Naturalmente con gli amici sono partiti i selfie,
le foto, i post su Facebook, i mi piace
e i commenti degli amici a casa che ne conseguono. Eppure sono stato bravo, mi
dico, perché ho lasciato il telefono in tasca – cari nativi digitali scusate,
ma mi sono stufato di chiamarlo sempre smartphone
– e in fin dei conti penso che si sia riposato anche lui, non costretto a
consumare la sua batteria per Internet e app
varie.
Arrivo
alla domenica sera e ho la sensazione di aver usato maggiormente il mio tempo.
È come quando vai al mare e ti riempi i polmoni di aria buona, buttando fuori
l’aria cattiva della città: ti sembra di respirare meglio, di essere in qualche
modo più in salute.

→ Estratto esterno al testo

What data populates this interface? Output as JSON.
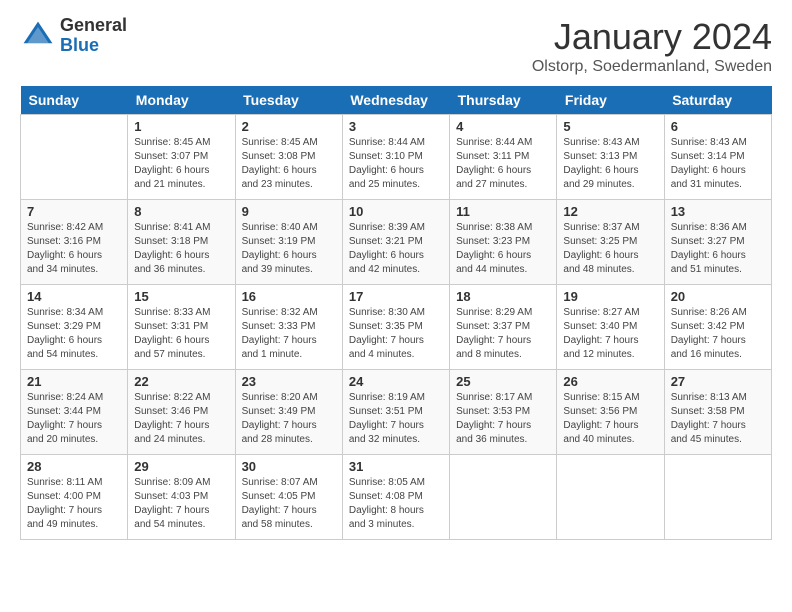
{
  "header": {
    "logo_general": "General",
    "logo_blue": "Blue",
    "month_title": "January 2024",
    "location": "Olstorp, Soedermanland, Sweden"
  },
  "days_of_week": [
    "Sunday",
    "Monday",
    "Tuesday",
    "Wednesday",
    "Thursday",
    "Friday",
    "Saturday"
  ],
  "weeks": [
    [
      {
        "day": "",
        "info": ""
      },
      {
        "day": "1",
        "info": "Sunrise: 8:45 AM\nSunset: 3:07 PM\nDaylight: 6 hours\nand 21 minutes."
      },
      {
        "day": "2",
        "info": "Sunrise: 8:45 AM\nSunset: 3:08 PM\nDaylight: 6 hours\nand 23 minutes."
      },
      {
        "day": "3",
        "info": "Sunrise: 8:44 AM\nSunset: 3:10 PM\nDaylight: 6 hours\nand 25 minutes."
      },
      {
        "day": "4",
        "info": "Sunrise: 8:44 AM\nSunset: 3:11 PM\nDaylight: 6 hours\nand 27 minutes."
      },
      {
        "day": "5",
        "info": "Sunrise: 8:43 AM\nSunset: 3:13 PM\nDaylight: 6 hours\nand 29 minutes."
      },
      {
        "day": "6",
        "info": "Sunrise: 8:43 AM\nSunset: 3:14 PM\nDaylight: 6 hours\nand 31 minutes."
      }
    ],
    [
      {
        "day": "7",
        "info": "Sunrise: 8:42 AM\nSunset: 3:16 PM\nDaylight: 6 hours\nand 34 minutes."
      },
      {
        "day": "8",
        "info": "Sunrise: 8:41 AM\nSunset: 3:18 PM\nDaylight: 6 hours\nand 36 minutes."
      },
      {
        "day": "9",
        "info": "Sunrise: 8:40 AM\nSunset: 3:19 PM\nDaylight: 6 hours\nand 39 minutes."
      },
      {
        "day": "10",
        "info": "Sunrise: 8:39 AM\nSunset: 3:21 PM\nDaylight: 6 hours\nand 42 minutes."
      },
      {
        "day": "11",
        "info": "Sunrise: 8:38 AM\nSunset: 3:23 PM\nDaylight: 6 hours\nand 44 minutes."
      },
      {
        "day": "12",
        "info": "Sunrise: 8:37 AM\nSunset: 3:25 PM\nDaylight: 6 hours\nand 48 minutes."
      },
      {
        "day": "13",
        "info": "Sunrise: 8:36 AM\nSunset: 3:27 PM\nDaylight: 6 hours\nand 51 minutes."
      }
    ],
    [
      {
        "day": "14",
        "info": "Sunrise: 8:34 AM\nSunset: 3:29 PM\nDaylight: 6 hours\nand 54 minutes."
      },
      {
        "day": "15",
        "info": "Sunrise: 8:33 AM\nSunset: 3:31 PM\nDaylight: 6 hours\nand 57 minutes."
      },
      {
        "day": "16",
        "info": "Sunrise: 8:32 AM\nSunset: 3:33 PM\nDaylight: 7 hours\nand 1 minute."
      },
      {
        "day": "17",
        "info": "Sunrise: 8:30 AM\nSunset: 3:35 PM\nDaylight: 7 hours\nand 4 minutes."
      },
      {
        "day": "18",
        "info": "Sunrise: 8:29 AM\nSunset: 3:37 PM\nDaylight: 7 hours\nand 8 minutes."
      },
      {
        "day": "19",
        "info": "Sunrise: 8:27 AM\nSunset: 3:40 PM\nDaylight: 7 hours\nand 12 minutes."
      },
      {
        "day": "20",
        "info": "Sunrise: 8:26 AM\nSunset: 3:42 PM\nDaylight: 7 hours\nand 16 minutes."
      }
    ],
    [
      {
        "day": "21",
        "info": "Sunrise: 8:24 AM\nSunset: 3:44 PM\nDaylight: 7 hours\nand 20 minutes."
      },
      {
        "day": "22",
        "info": "Sunrise: 8:22 AM\nSunset: 3:46 PM\nDaylight: 7 hours\nand 24 minutes."
      },
      {
        "day": "23",
        "info": "Sunrise: 8:20 AM\nSunset: 3:49 PM\nDaylight: 7 hours\nand 28 minutes."
      },
      {
        "day": "24",
        "info": "Sunrise: 8:19 AM\nSunset: 3:51 PM\nDaylight: 7 hours\nand 32 minutes."
      },
      {
        "day": "25",
        "info": "Sunrise: 8:17 AM\nSunset: 3:53 PM\nDaylight: 7 hours\nand 36 minutes."
      },
      {
        "day": "26",
        "info": "Sunrise: 8:15 AM\nSunset: 3:56 PM\nDaylight: 7 hours\nand 40 minutes."
      },
      {
        "day": "27",
        "info": "Sunrise: 8:13 AM\nSunset: 3:58 PM\nDaylight: 7 hours\nand 45 minutes."
      }
    ],
    [
      {
        "day": "28",
        "info": "Sunrise: 8:11 AM\nSunset: 4:00 PM\nDaylight: 7 hours\nand 49 minutes."
      },
      {
        "day": "29",
        "info": "Sunrise: 8:09 AM\nSunset: 4:03 PM\nDaylight: 7 hours\nand 54 minutes."
      },
      {
        "day": "30",
        "info": "Sunrise: 8:07 AM\nSunset: 4:05 PM\nDaylight: 7 hours\nand 58 minutes."
      },
      {
        "day": "31",
        "info": "Sunrise: 8:05 AM\nSunset: 4:08 PM\nDaylight: 8 hours\nand 3 minutes."
      },
      {
        "day": "",
        "info": ""
      },
      {
        "day": "",
        "info": ""
      },
      {
        "day": "",
        "info": ""
      }
    ]
  ]
}
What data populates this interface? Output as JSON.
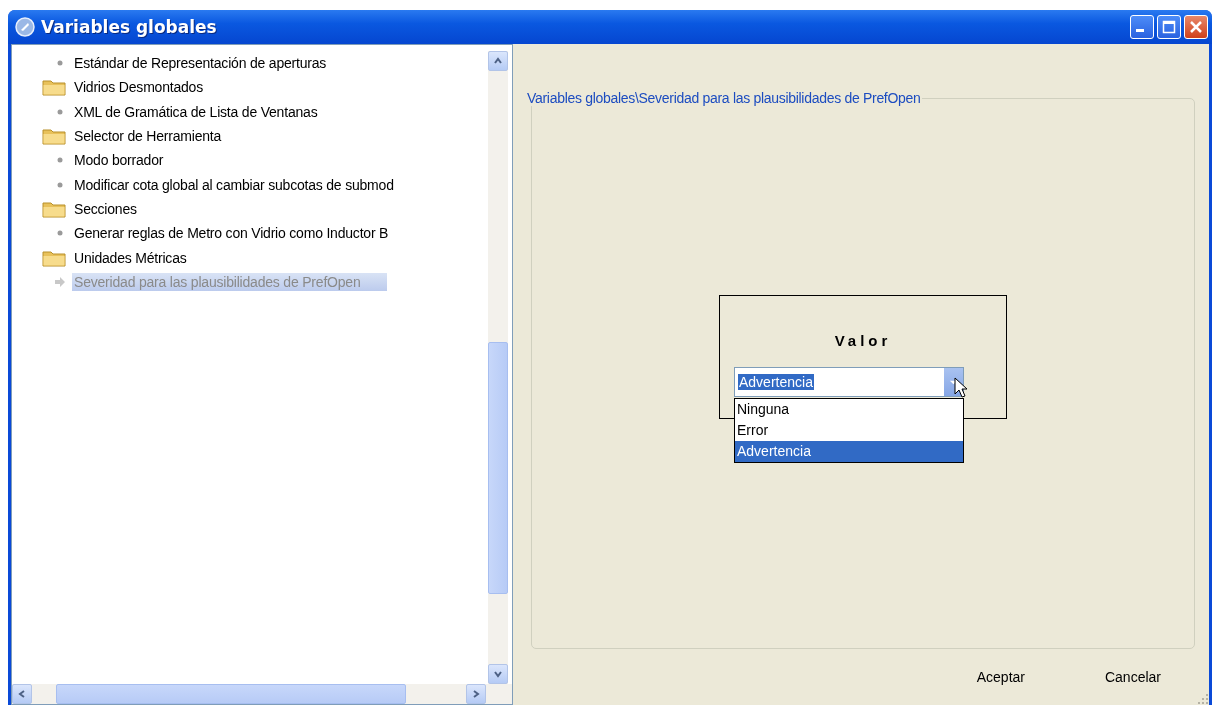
{
  "window": {
    "title": "Variables globales"
  },
  "tree": {
    "items": [
      {
        "kind": "leaf",
        "label": "Estándar de Representación de aperturas",
        "selected": false
      },
      {
        "kind": "folder",
        "label": "Vidrios Desmontados",
        "selected": false
      },
      {
        "kind": "leaf",
        "label": "XML de Gramática de Lista de Ventanas",
        "selected": false
      },
      {
        "kind": "folder",
        "label": "Selector de Herramienta",
        "selected": false
      },
      {
        "kind": "leaf",
        "label": "Modo borrador",
        "selected": false
      },
      {
        "kind": "leaf",
        "label": "Modificar cota global al cambiar subcotas de submod",
        "selected": false
      },
      {
        "kind": "folder",
        "label": "Secciones",
        "selected": false
      },
      {
        "kind": "leaf",
        "label": "Generar reglas de Metro con Vidrio como Inductor B",
        "selected": false
      },
      {
        "kind": "folder",
        "label": "Unidades Métricas",
        "selected": false
      },
      {
        "kind": "leaf",
        "label": "Severidad para las plausibilidades de PrefOpen",
        "selected": true
      }
    ]
  },
  "group": {
    "legend": "Variables globales\\Severidad para las plausibilidades de PrefOpen",
    "value_box": {
      "label": "Valor",
      "combo": {
        "value": "Advertencia",
        "expanded": true,
        "options": [
          {
            "label": "Ninguna",
            "selected": false
          },
          {
            "label": "Error",
            "selected": false
          },
          {
            "label": "Advertencia",
            "selected": true
          }
        ]
      }
    }
  },
  "buttons": [
    "Aceptar",
    "Cancelar"
  ]
}
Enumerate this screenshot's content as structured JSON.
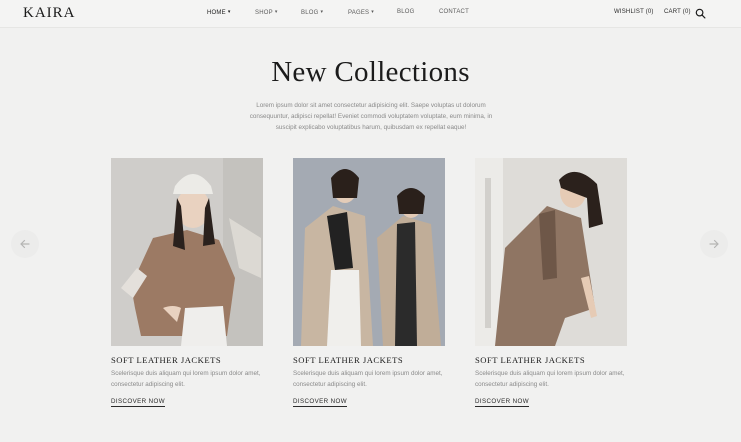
{
  "header": {
    "logo": "KAIRA",
    "nav": [
      {
        "label": "HOME",
        "dropdown": true,
        "active": true
      },
      {
        "label": "SHOP",
        "dropdown": true
      },
      {
        "label": "BLOG",
        "dropdown": true
      },
      {
        "label": "PAGES",
        "dropdown": true
      },
      {
        "label": "BLOG",
        "dropdown": false
      },
      {
        "label": "CONTACT",
        "dropdown": false
      }
    ],
    "wishlist": "WISHLIST (0)",
    "cart": "CART (0)",
    "search_icon": "search-icon"
  },
  "section": {
    "title": "New Collections",
    "intro": "Lorem ipsum dolor sit amet consectetur adipisicing elit. Saepe voluptas ut dolorum consequuntur, adipisci repellat! Eveniet commodi voluptatem voluptate, eum minima, in suscipit explicabo voluptatibus harum, quibusdam ex repellat eaque!"
  },
  "carousel": {
    "prev_icon": "arrow-left-icon",
    "next_icon": "arrow-right-icon"
  },
  "products": [
    {
      "title": "SOFT LEATHER JACKETS",
      "description": "Scelerisque duis aliquam qui lorem ipsum dolor amet, consectetur adipiscing elit.",
      "link": "DISCOVER NOW"
    },
    {
      "title": "SOFT LEATHER JACKETS",
      "description": "Scelerisque duis aliquam qui lorem ipsum dolor amet, consectetur adipiscing elit.",
      "link": "DISCOVER NOW"
    },
    {
      "title": "SOFT LEATHER JACKETS",
      "description": "Scelerisque duis aliquam qui lorem ipsum dolor amet, consectetur adipiscing elit.",
      "link": "DISCOVER NOW"
    }
  ],
  "colors": {
    "background": "#f1f1f0",
    "text": "#1b1b1b",
    "muted": "#8a8a8a"
  }
}
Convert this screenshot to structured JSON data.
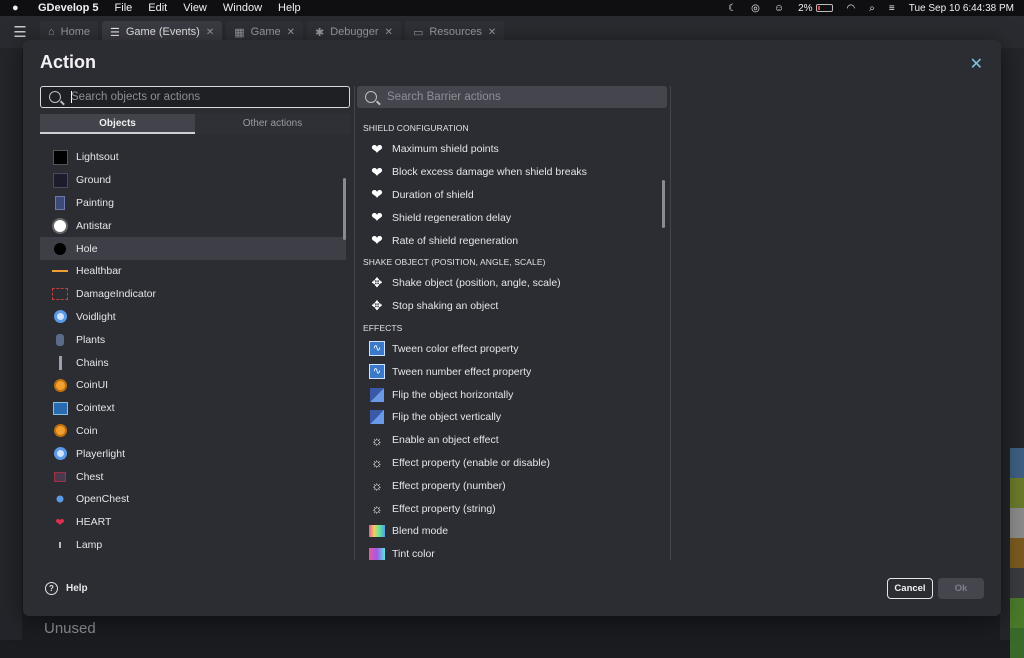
{
  "menubar": {
    "app_name": "GDevelop 5",
    "items": [
      "File",
      "Edit",
      "View",
      "Window",
      "Help"
    ],
    "battery_percent": "2%",
    "datetime": "Tue Sep 10  6:44:38 PM"
  },
  "tabs": [
    {
      "label": "Home",
      "icon": "home-icon",
      "closable": false
    },
    {
      "label": "Game (Events)",
      "icon": "events-icon",
      "closable": true,
      "active": true
    },
    {
      "label": "Game",
      "icon": "scene-icon",
      "closable": true
    },
    {
      "label": "Debugger",
      "icon": "debugger-icon",
      "closable": true
    },
    {
      "label": "Resources",
      "icon": "resources-icon",
      "closable": true
    }
  ],
  "background": {
    "unused_label": "Unused"
  },
  "dialog": {
    "title": "Action",
    "search_objects_placeholder": "Search objects or actions",
    "search_actions_placeholder": "Search Barrier actions",
    "tab_objects": "Objects",
    "tab_other": "Other actions",
    "help_label": "Help",
    "cancel_label": "Cancel",
    "ok_label": "Ok"
  },
  "objects": [
    {
      "name": "Lightsout",
      "thumb": "black-square"
    },
    {
      "name": "Ground",
      "thumb": "dark-square"
    },
    {
      "name": "Painting",
      "thumb": "painting"
    },
    {
      "name": "Antistar",
      "thumb": "white-circle"
    },
    {
      "name": "Hole",
      "thumb": "black-circle",
      "selected": true
    },
    {
      "name": "Healthbar",
      "thumb": "orange-line"
    },
    {
      "name": "DamageIndicator",
      "thumb": "red-frame"
    },
    {
      "name": "Voidlight",
      "thumb": "blue-ring"
    },
    {
      "name": "Plants",
      "thumb": "plant"
    },
    {
      "name": "Chains",
      "thumb": "chain"
    },
    {
      "name": "CoinUI",
      "thumb": "coin"
    },
    {
      "name": "Cointext",
      "thumb": "text-object"
    },
    {
      "name": "Coin",
      "thumb": "coin"
    },
    {
      "name": "Playerlight",
      "thumb": "blue-ring"
    },
    {
      "name": "Chest",
      "thumb": "chest"
    },
    {
      "name": "OpenChest",
      "thumb": "open-chest"
    },
    {
      "name": "HEART",
      "thumb": "heart"
    },
    {
      "name": "Lamp",
      "thumb": "lamp"
    }
  ],
  "action_groups": [
    {
      "header": "SHIELD CONFIGURATION",
      "items": [
        {
          "label": "Maximum shield points",
          "icon": "shield-heart-icon"
        },
        {
          "label": "Block excess damage when shield breaks",
          "icon": "shield-heart-icon"
        },
        {
          "label": "Duration of shield",
          "icon": "shield-heart-icon"
        },
        {
          "label": "Shield regeneration delay",
          "icon": "shield-heart-icon"
        },
        {
          "label": "Rate of shield regeneration",
          "icon": "shield-heart-icon"
        }
      ]
    },
    {
      "header": "SHAKE OBJECT (POSITION, ANGLE, SCALE)",
      "items": [
        {
          "label": "Shake object (position, angle, scale)",
          "icon": "move-arrows-icon"
        },
        {
          "label": "Stop shaking an object",
          "icon": "move-arrows-icon"
        }
      ]
    },
    {
      "header": "EFFECTS",
      "items": [
        {
          "label": "Tween color effect property",
          "icon": "tween-icon"
        },
        {
          "label": "Tween number effect property",
          "icon": "tween-icon"
        },
        {
          "label": "Flip the object horizontally",
          "icon": "flip-icon"
        },
        {
          "label": "Flip the object vertically",
          "icon": "flip-icon"
        },
        {
          "label": "Enable an object effect",
          "icon": "effect-sun-icon"
        },
        {
          "label": "Effect property (enable or disable)",
          "icon": "effect-sun-icon"
        },
        {
          "label": "Effect property (number)",
          "icon": "effect-sun-icon"
        },
        {
          "label": "Effect property (string)",
          "icon": "effect-sun-icon"
        },
        {
          "label": "Blend mode",
          "icon": "blend-icon"
        },
        {
          "label": "Tint color",
          "icon": "tint-icon"
        }
      ]
    }
  ],
  "colors": {
    "accent": "#7ec3e6",
    "dialog_bg": "#2c2d32",
    "selected_row": "#3e3f46"
  }
}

Ecco, alla domenica sera mi stendo sul letto, continuo a
leggere l’ultimo libro di Gianrico Carofiglio – La regola dell’equilibrio – prima di mettermi a dormire e penso al
tempo che ho risparmiato non scorrendo il dito su uno schermo. Ho usato di più
la testa, non affidando a Google la soluzione ai problemi e stando attento ai
cartelli stradali invece che alla voce di un navigatore. Ho inviato (pochi) SMS
come facevo alle medie e alle superiori – cavolo in effetti esistono ancora,
alla faccia di WhatsApp e delle sue spunte blu! – e non ho dovuto nemmeno
caricare spesso la batteria del telefono.
Va
bene sì, è vero, poi dal lunedì è ricominciata la vita online. È forse impensabile eliminare la tecnologia dalle nostre
abitudini - a meno che non vogliate vivere alla Christopher McCandless di Into the Wild – ma ogni tanto staccare
fa bene. Magari il prossimo digiuno sarà un po’ più lungo. Per respirare ancora
meglio.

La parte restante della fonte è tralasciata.